Greenhouse effect

What does the greenhouse effect say? Definition and simple explanation:

Of the greenhouse effect describes the effect of various gases on the ultraviolet radiation of the sun. Depending on the causes and characteristics, a distinction is made between two types. The atmospheric or natural greenhouse effect forms the basis for a warm climate on earth that makes life possible in the first place. The burning of fossil energy sources by humans leads to the so-called anthropogenic greenhouse effectwhich, as the cause of global warming, leads to an unnatural rise in temperatures. Global warming is instrumental in changing and destroying ecosystems and extinction of various animal and plant species.

Basics of the atmospheric greenhouse effect

In the air surrounding the earth, the so-called atmosphere, there are different gaseous substances, which develop their effect on the incoming sunlight. These gases include carbon dioxide or CO2, Water vapor and methane. Carbon dioxide is emitted naturally in the course of forest fires, the exhalation of humans and animals, volcanic eruptions and the decomposition of plant material. It gets into the atmosphere, remains there for about one hundred years and is gradually degraded by the metabolism of the plants, the so-called photosynthesis. Methane is also produced as a by-product of the decomposition of organic material by bacteria and rises from forests and waters as well as from bogs and swamps. Water vapor, another important natural greenhouse gas, is released through the water cycle and also accumulates in the atmosphere of the earth. These gases are responsible for ensuring that some of the sun's ultraviolet radiation is not reflected on Earth, but is already retained in the atmosphere. These long-wave rays warm the earth and cause the average temperature to be around 18 degrees Celsius. This process is similar to the warming of a glasshouse, which gave it the name greenhouse effect.

The absence of natural greenhouse gases in the atmosphere, temperatures of up to minus 18 degrees Celsius on Earth, and colonization by humans, animals and plants would be completely impossible. The natural or atmospheric greenhouse effect therefore acts as a temperature regulator that provides ideal living conditions for flora and fauna.

The anthropogenic greenhouse effect and its causes

The natural greenhouse effect is further intensified by humans and thereby assumes unnatural proportions. Responsible for this are the CO2 emissions that occur when consuming fossil fuels such as oil, coal or natural gas. Especially since the beginning of the industrial revolution, the emission of carbon dioxide is steadily increasing. In addition to industry, people's everyday energy consumption, especially heating, the use of electricity and heavy traffic also causes high levels of carbon dioxide emissions. Large-scale deforestation in favor of agriculture and livestock farming are other important factors leading to a significant increase in greenhouse gases. Especially the CO formed by humans2 accumulates next to the natural CO2 in the atmosphere and confuses the delicate balance. Nature can no longer neutralize these amounts of greenhouse gases. The anthropogenic CO2 keeps larger amounts of UV rays and thus solar heat back. This can be compared to a glass house whose glass panes are thicker and therefore retain more solar heat inside. This anthropogenic greenhouse effect is considered to be the main cause of global warming and leads to the climate change that has different negative effects on the environment.

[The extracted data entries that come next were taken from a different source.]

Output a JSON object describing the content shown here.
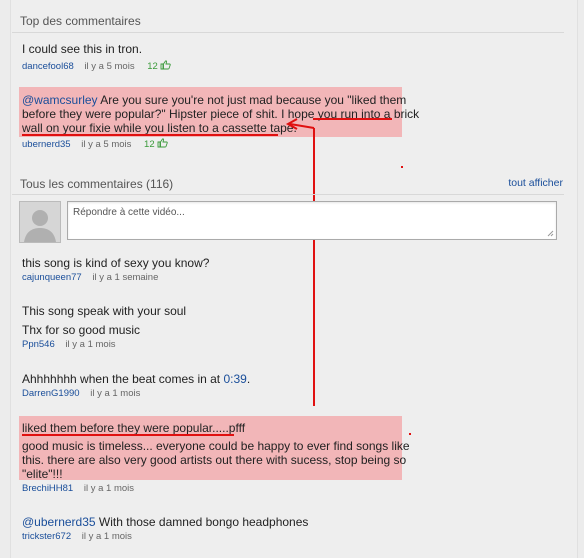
{
  "top_section": {
    "title": "Top des commentaires",
    "comments": [
      {
        "text": "I could see this in tron.",
        "user": "dancefool68",
        "age": "il y a 5 mois",
        "likes": "12"
      },
      {
        "mention": "@wamcsurley",
        "text_line1_rest": " Are you sure you're not just mad because you \"liked them",
        "text_line2": "before they were popular?\" Hipster piece of shit. I hope you run into a brick",
        "text_line3": "wall on your fixie while you listen to a cassette tape.",
        "user": "ubernerd35",
        "age": "il y a 5 mois",
        "likes": "12"
      }
    ]
  },
  "all_section": {
    "title": "Tous les commentaires (116)",
    "see_all": "tout afficher",
    "reply_placeholder": "Répondre à cette vidéo...",
    "comments": [
      {
        "text": "this song is kind of sexy you know?",
        "user": "cajunqueen77",
        "age": "il y a 1 semaine"
      },
      {
        "text_line1": "This song speak with your soul",
        "text_line2": "Thx for so good music",
        "user": "Ppn546",
        "age": "il y a 1 mois"
      },
      {
        "text_prefix": "Ahhhhhhh when the beat comes in at ",
        "time_link": "0:39",
        "text_suffix": ".",
        "user": "DarrenG1990",
        "age": "il y a 1 mois"
      },
      {
        "text_line1": "liked them before they were popular.....pfff",
        "text_line2": "good music is timeless... everyone could be happy to ever find songs like",
        "text_line3": "this. there are also very good artists out there with sucess, stop being so",
        "text_line4": "\"elite\"!!!",
        "user": "BrechiHH81",
        "age": "il y a 1 mois"
      },
      {
        "mention": "@ubernerd35",
        "text_rest": " With those damned bongo headphones",
        "user": "trickster672",
        "age": "il y a 1 mois"
      }
    ]
  },
  "colors": {
    "highlight": "#f2b6b8",
    "annotation_red": "#e01010",
    "link": "#1a4e9a",
    "likes": "#3a9a3a"
  },
  "icons": {
    "thumb": "thumbs-up-icon"
  }
}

Consequences of the anthropogenic greenhouse effect

Global warming due to the man-made greenhouse effect is associated with climate change, which has devastating environmental consequences. The first signs of a major change in the Earth's ecosystem have already become clear. The decline and melting of polar ice and glaciers not only causes species extinctions in the affected regions, but also increases sea levels by a few centimeters every decade. The warming and overacidification of the oceans cause, especially in the tropics, a rapid decline in coral reefs, which provide an important habitat for countless species of animals. Equally threatened are the tropical rainforests of the highland plains, where dehydration caused by climate change poses a significant threat to flora and fauna. Extreme weather conditions such as prolonged dry spells and heavy rainfall are also a direct consequence of the anthropogenic greenhouse effect. Tropical storms, irregular monsoon periods and forest fires caused by the drought cause destruction to a great extent as well as considerable damage and loss in agriculture. Since the negative effects on the existence of man and nature are becoming increasingly apparent, the drastic reduction of greenhouse gases in recent decades has become the subject of international political aspirations.